The authority also reserves the right to request additional information regarding the product in question, should it be reasonably necessary to complete the assessment, including the assessment of eligibility for the Safety and Performance Based Pathway, while medical device manufacturers are encouraged to get in touch with the authority and discuss the scope of testing required to substantiate the claims before applying itself. 




Testing Performance Criteria 

As it is stated by the FDA, if [the] device is appropriate for submission through the Safety and Performance Based Pathway, and [the applicant] chooses to use that option, [the authority] does not expect [the applicant] to provide direct comparison testing against a legally marketed predicate to demonstrate substantially equivalent performance characteristics. According to the guidance, the authority expects the applicant to submit a summary of all the tests conducted to evaluate the performance of the medical device in question, together with a Declaration of Conformity. As it was mentioned before, the FDA is also entitled to request additional information regarding the product itself and the testing it was subject to. It is further explained that the information to be submitted by the applicant should include, inter alia, test protocols or complete test reports.

The FDA pays special attention to the mechanical testing and methods to be applied in this respect. According to the guidance, the appropriate testing should be duly performed to assess mechanical strength. The authority additionally emphasizes that such testing should be performed using a final device to ensure the reliability of its results. In certain cases, it is allowed to use near-final devices, provided that the procedures the device should still undergo to be considered final are not expected to impact its characteristics (e.s., sterilization), however, the use of medical devices that are not final should be duly justified. Concerning the testing methods, the FDA refers to the appropriate voluntary consensus standard – ASTM F2193, which describes the particular testing methods to be followed for this type of medical device. In each situation, the worst-case scenarios should be assessed. Upon completion of the said testing, the appropriate report should be prepared and further submitted to the FDA together with the other documents included in the submission dossier. It is important to mention that any deviations from the initial study plan should be duly justified. In certain cases, the deviations could result in a comparison being determined as invalid. 

The authority further describes in detail the particular testing methods to be used, and also outlines the most important aspects to be considered to ensure the accuracy and reliability of the results, and also indicates the acceptance criteria to be followed when validating conformity to the applicable requirements. 

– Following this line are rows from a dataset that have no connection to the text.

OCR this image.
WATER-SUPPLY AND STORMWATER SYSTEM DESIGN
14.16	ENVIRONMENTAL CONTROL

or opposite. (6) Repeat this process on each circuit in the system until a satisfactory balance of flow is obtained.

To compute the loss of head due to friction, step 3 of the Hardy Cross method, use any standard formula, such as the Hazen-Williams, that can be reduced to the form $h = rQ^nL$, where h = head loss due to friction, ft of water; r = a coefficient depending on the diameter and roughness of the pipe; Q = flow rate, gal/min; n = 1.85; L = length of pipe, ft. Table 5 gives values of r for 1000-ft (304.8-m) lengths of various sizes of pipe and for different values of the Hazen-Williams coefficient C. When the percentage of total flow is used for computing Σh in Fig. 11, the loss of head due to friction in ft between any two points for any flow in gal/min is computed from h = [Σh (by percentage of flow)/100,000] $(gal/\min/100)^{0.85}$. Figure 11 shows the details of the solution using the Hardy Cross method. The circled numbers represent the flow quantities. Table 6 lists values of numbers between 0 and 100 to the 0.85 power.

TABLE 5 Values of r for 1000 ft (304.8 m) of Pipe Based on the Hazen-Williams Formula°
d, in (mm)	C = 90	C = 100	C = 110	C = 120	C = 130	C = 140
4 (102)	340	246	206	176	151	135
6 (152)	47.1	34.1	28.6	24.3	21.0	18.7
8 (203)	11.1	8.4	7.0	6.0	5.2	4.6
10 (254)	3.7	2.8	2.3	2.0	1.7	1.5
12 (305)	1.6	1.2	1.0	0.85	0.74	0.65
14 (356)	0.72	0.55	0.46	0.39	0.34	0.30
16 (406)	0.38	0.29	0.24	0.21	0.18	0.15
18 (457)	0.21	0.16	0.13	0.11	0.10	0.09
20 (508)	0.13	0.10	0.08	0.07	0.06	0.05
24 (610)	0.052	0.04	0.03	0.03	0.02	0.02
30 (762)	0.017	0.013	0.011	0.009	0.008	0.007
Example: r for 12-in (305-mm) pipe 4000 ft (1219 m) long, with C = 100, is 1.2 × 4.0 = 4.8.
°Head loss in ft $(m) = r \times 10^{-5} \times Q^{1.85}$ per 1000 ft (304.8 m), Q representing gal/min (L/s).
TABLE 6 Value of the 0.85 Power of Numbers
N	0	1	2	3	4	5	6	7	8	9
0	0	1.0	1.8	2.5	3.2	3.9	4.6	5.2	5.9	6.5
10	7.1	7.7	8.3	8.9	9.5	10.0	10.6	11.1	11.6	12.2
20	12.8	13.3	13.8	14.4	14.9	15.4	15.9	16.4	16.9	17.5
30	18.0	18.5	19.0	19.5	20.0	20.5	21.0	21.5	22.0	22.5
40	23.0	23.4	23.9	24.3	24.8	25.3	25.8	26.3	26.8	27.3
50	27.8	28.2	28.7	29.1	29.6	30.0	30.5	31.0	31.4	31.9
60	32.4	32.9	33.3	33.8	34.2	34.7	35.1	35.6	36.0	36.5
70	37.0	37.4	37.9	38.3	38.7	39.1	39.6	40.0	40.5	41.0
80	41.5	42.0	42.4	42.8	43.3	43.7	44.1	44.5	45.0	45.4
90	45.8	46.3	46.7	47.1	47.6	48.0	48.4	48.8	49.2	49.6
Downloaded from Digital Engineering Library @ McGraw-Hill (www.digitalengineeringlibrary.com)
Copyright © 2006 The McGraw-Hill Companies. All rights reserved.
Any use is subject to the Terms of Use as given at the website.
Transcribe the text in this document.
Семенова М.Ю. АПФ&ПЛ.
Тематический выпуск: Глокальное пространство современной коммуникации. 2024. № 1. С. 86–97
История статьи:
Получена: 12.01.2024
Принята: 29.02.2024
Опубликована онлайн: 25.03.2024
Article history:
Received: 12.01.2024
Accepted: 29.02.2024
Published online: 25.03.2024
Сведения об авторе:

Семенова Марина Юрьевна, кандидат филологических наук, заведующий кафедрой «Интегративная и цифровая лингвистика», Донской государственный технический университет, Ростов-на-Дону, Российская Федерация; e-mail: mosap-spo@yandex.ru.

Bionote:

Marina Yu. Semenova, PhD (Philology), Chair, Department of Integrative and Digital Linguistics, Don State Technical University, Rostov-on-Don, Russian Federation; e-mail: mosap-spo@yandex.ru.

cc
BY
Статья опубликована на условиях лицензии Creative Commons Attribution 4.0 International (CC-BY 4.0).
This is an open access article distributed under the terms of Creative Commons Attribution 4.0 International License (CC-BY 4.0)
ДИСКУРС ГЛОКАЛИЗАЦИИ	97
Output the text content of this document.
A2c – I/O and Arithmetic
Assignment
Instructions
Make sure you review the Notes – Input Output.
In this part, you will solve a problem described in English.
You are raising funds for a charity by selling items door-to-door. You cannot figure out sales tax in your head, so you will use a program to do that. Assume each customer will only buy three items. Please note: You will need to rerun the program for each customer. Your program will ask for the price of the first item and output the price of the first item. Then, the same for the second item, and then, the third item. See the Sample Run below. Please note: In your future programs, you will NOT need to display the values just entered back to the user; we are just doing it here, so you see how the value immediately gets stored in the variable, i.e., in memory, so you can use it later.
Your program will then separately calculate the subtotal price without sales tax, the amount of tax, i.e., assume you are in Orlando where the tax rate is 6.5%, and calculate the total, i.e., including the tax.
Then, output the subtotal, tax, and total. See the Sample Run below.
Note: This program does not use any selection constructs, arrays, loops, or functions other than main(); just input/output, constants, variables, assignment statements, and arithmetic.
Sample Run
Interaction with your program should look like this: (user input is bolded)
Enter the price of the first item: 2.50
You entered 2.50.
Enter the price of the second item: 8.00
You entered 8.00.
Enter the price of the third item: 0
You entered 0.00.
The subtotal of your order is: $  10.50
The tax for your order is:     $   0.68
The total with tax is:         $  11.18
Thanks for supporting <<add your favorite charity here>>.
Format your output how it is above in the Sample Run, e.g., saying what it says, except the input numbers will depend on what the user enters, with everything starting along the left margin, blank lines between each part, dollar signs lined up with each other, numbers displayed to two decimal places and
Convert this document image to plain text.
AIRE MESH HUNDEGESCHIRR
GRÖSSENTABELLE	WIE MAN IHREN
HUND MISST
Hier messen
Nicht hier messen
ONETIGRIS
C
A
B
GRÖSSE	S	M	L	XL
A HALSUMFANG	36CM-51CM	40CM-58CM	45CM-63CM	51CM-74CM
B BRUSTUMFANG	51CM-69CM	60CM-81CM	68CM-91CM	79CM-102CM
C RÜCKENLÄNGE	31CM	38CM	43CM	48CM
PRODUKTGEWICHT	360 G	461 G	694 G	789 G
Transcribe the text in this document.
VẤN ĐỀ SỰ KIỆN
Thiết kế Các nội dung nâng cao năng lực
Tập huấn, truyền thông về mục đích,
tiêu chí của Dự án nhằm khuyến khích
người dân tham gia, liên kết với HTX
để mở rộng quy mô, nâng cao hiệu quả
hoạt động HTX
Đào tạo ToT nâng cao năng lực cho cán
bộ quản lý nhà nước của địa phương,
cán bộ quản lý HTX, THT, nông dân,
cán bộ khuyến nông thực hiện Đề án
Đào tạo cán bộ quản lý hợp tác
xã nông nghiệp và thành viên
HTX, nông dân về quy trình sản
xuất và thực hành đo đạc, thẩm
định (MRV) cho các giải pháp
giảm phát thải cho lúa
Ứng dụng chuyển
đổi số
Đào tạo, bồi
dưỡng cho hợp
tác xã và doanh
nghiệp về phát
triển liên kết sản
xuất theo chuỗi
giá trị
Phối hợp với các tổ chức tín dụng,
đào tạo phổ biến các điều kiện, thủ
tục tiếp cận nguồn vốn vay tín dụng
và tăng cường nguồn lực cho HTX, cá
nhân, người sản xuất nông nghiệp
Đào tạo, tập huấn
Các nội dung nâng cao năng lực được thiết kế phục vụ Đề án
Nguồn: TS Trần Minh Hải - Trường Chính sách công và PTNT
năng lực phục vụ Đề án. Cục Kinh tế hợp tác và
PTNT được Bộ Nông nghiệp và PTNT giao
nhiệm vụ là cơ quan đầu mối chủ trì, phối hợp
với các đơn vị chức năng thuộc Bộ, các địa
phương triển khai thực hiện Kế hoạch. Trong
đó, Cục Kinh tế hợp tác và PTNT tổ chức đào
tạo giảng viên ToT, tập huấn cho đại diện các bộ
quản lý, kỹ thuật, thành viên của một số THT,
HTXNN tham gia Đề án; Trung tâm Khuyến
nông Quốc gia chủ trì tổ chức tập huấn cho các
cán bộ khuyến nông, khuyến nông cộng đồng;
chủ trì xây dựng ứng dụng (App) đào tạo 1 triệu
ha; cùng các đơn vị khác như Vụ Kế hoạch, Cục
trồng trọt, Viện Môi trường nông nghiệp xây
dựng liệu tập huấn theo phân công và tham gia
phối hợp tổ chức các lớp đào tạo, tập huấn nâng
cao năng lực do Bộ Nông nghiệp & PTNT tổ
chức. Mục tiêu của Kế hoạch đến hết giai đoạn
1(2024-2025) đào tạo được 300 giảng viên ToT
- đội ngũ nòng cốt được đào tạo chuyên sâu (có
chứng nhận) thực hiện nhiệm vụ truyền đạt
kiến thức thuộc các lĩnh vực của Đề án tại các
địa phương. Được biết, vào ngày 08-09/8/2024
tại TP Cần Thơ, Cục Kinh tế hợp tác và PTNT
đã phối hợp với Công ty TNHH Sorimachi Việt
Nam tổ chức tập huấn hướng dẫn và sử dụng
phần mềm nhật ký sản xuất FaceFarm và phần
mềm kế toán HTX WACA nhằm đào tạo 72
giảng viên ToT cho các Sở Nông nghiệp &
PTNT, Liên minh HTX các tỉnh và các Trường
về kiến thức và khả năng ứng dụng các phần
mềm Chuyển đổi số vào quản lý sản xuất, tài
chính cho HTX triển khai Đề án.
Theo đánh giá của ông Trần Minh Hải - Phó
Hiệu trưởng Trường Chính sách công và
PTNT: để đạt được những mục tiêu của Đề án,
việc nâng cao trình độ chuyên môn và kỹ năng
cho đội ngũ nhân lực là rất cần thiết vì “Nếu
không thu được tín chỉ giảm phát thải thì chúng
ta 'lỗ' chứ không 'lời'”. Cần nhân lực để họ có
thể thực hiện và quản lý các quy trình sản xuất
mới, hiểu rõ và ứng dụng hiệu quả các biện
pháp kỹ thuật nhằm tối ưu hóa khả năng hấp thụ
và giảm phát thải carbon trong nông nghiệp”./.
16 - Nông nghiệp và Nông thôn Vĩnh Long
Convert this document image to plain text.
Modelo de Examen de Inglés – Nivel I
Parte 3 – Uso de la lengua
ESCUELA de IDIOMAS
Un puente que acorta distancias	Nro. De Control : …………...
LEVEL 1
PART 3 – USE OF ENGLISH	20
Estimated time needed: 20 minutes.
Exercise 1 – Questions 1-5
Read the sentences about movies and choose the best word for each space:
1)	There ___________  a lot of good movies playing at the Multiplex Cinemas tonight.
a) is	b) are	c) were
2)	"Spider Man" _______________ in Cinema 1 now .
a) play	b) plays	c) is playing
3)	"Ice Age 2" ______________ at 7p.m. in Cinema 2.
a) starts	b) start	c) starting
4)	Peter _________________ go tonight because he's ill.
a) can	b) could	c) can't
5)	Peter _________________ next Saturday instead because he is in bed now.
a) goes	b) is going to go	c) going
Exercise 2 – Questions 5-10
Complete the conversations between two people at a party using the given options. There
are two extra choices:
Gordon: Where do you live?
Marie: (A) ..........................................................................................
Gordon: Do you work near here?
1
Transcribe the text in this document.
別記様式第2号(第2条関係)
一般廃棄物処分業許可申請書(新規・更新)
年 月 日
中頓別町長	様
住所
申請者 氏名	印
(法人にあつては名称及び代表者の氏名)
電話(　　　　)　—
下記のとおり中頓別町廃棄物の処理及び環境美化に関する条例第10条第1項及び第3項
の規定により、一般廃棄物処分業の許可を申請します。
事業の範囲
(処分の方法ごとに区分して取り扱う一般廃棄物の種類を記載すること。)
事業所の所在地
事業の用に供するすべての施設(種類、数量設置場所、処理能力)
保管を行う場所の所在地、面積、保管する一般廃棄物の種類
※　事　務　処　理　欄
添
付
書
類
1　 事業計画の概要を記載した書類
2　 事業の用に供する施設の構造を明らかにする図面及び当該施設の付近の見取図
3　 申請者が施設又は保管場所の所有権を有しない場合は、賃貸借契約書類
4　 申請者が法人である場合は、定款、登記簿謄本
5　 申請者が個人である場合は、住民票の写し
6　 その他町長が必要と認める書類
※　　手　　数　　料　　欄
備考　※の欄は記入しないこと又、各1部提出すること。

The scope of testing covers, inter alia, sterilization, and reprocessing validation. The said testing should demonstrate the cleanliness and sterility of the device in question, or the ability to clean and sterilize to the extent required by the respective requirements. The applicant is expected to provide detailed and exhaustive information about the packaging used, its features, and its characteristics in the context of ensuring sterility of the device it contains during the transportation and within the whole shelf life period. 

In summary, the present FDA guidance provides an overview of the regulatory requirements and acceptance criteria to be taken into consideration when assessing the safety and performance of facet screw systems intended to be marketed and used in the US. The document provides recommendations regarding the testing methods to be used to ensure the reliability and admissibility of the results and also outlines the scope of applicable standards.